2008 was primarily an issue of giving mortgages to people that had no business getting them. They were giving mortgages to people with horrible credit scores, people with super low down payments, etc.
These mortgages were then repackaged and sold as groups of mortgages. The idea was that if you put thousands of mortgages together, it’s highly unlikely they’d *all* fail, and that the ones that succeeded would pay off the failures. This general concept makes sense; the more mortgages in a group, the safer the group is to buy. This is called a mortgage backed security.

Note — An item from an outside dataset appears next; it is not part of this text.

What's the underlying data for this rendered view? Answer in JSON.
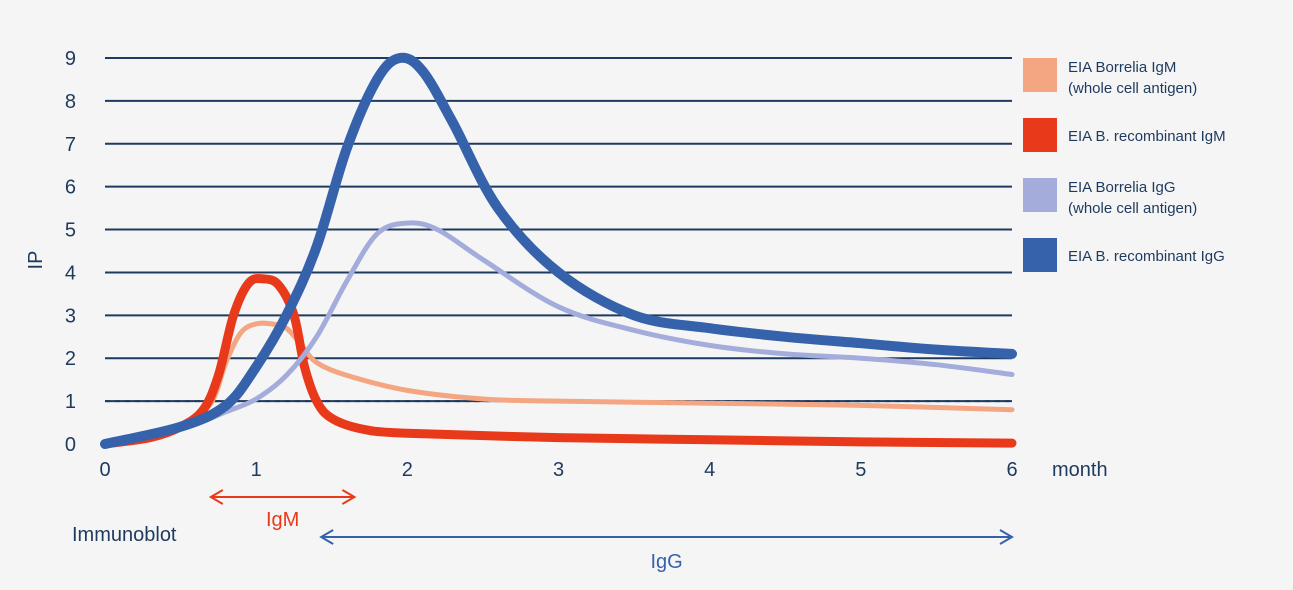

These mortgages were mostly fine as long as the housing market kept going up. People could sell their houses and cover the entire mortgage in an emergency because the house was going up in value so fast.
This became an issue when the housing market slowed down. All of a sudden, you had people making 60k a year that couldn’t even come close to covering their mortgage. When these started failing, the mortgage backed securities described above started to crater in value. Unfortunately, banks and 401k providers were holding a LOT of these. When banks start failing, businesses can’t get loans and people lose their savings. This spiraled out of control pretty quickly.
2022 is a different time. We put into place regulations about what sorts of mortgages we can give out, so the failure risk is a lot lower. We also put into place regulations that are designed to prevent banks from purchasing risky assets in the large quantities they did in 2008.
2022 inflation is partially driven by pandemic stimulus money. It’s also partially driven by remote work, which means less people need to live in the city. A housing market crash is possible because of this, but it (in theory) shouldn’t cause a major financial crisis due to the regulations mentioned above.